Re-integreren en de zoektocht naar passend werk
Brigit werkt in de jeugd-GGZ, maar is al een jaar ziek thuis. Heel langzaam is ze aan het re-integreren bij haar oude baan. De eerste 2 jaar van je ziekte wordt je loon doorbetaald door je werkgever (minstens 70 procent van het laatstverdiende loon). Na een periode van 2 jaar beoordeelt het UWV of je recht hebt op een WIA-uitkering. In de tussenliggende 2 jaar moeten werknemer en werkgever samen kijken wat iemand mogelijk kan doen en of en hoe een werknemer kan re-integreren.
Daar is Brigit nu. Bij het arbeidskundig onderzoek dat bij haar is gedaan (dat volgt na 1 jaar ziekte) is het advies gegeven om te gaan zoeken naar passend werk, omdat ze haar oude werk nog niet (volledig) kan doen. Dat traject start binnenkort en dat geeft haar stress. “Ik neem het mijn baas niet kwalijk, want die volgt ook maar gewoon de regels. Die zit ook klem. En ik zit klem omdat dit traject mijn re- integratie dwarsboomt en ik mijn beperkte energie op mijn huidige werk wil richten waar ik gewoon weer in kan als ik weer energie heb. En niet op een traject gericht op ander werk. Ik wil ooit weer gewoon in mijn huidige baan werken. Dit punt komt gewoon veel te vroeg.”
C-support: extra ziektejaar zou uitkomst bieden
In het rapport ‘Eerste indrukken Covid-19 patiënten met langdurige klachten’ vraagt C-support, de organisatie die hulp biedt aan mensen met langdurige coronaklachten, zich af of een periode van 2 jaar tot beoordeling door het UWV voor deze patiëntengroep niet te kort is. "Gezien de gebrekkige kennis die er bestaat over de duur van de klachten, is het erg snel om al in het tweede ziektejaar tot drastische besluiten te komen, zoals re-integratie of zelfs ontslag en een gang naar het UWV. Een extra ziektejaar zou uitkomst kunnen bieden", stelt C-Support.

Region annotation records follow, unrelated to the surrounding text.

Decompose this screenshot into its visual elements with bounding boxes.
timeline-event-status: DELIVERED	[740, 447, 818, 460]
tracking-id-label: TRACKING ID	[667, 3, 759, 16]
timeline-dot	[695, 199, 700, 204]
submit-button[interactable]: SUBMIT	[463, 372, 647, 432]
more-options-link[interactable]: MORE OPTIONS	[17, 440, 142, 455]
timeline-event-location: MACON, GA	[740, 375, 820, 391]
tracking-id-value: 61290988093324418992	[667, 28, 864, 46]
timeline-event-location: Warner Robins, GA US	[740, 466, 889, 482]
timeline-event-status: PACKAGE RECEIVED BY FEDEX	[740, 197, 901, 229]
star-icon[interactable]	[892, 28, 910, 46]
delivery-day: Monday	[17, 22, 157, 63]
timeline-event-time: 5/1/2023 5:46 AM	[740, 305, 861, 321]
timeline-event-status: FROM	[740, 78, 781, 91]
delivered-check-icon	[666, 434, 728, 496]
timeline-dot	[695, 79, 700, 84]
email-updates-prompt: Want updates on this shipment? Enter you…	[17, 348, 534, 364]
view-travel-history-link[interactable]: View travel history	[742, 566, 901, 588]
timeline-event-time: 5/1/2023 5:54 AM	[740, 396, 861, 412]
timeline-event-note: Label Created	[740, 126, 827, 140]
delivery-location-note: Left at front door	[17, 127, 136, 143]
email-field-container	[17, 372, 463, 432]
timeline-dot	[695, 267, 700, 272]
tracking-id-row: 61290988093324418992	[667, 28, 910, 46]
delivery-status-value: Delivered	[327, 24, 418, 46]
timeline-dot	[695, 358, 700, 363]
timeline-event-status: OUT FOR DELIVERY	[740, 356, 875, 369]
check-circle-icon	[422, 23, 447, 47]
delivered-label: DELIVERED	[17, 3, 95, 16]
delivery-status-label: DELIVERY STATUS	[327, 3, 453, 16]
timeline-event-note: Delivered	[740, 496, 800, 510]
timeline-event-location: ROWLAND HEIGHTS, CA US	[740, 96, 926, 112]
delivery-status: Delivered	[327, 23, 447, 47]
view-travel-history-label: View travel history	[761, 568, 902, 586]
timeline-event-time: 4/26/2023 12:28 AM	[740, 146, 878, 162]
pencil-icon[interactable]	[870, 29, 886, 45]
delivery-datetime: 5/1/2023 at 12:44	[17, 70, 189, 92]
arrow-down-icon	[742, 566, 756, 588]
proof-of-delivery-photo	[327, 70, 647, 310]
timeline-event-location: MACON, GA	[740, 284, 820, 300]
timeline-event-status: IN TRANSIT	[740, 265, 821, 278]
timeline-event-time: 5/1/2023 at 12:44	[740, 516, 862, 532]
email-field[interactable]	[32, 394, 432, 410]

Zit hier wat in? Minister Koolmees (Sociale Zaken en Werkgelegenheid) laat in een reactie weten dat in deze regelgeving geen onderscheid wordt gemaakt naar de reden van uitval of ziekte: “Helaas geldt voor veel ziekten dat het verloop slecht te voorspellen valt. Het is belangrijk dat alle mensen die door een ziekte zijn getroffen gelijke rechten hebben. Een uitzondering voor deze specifieke patiëntengroep vind ik dan ook niet aan de orde.”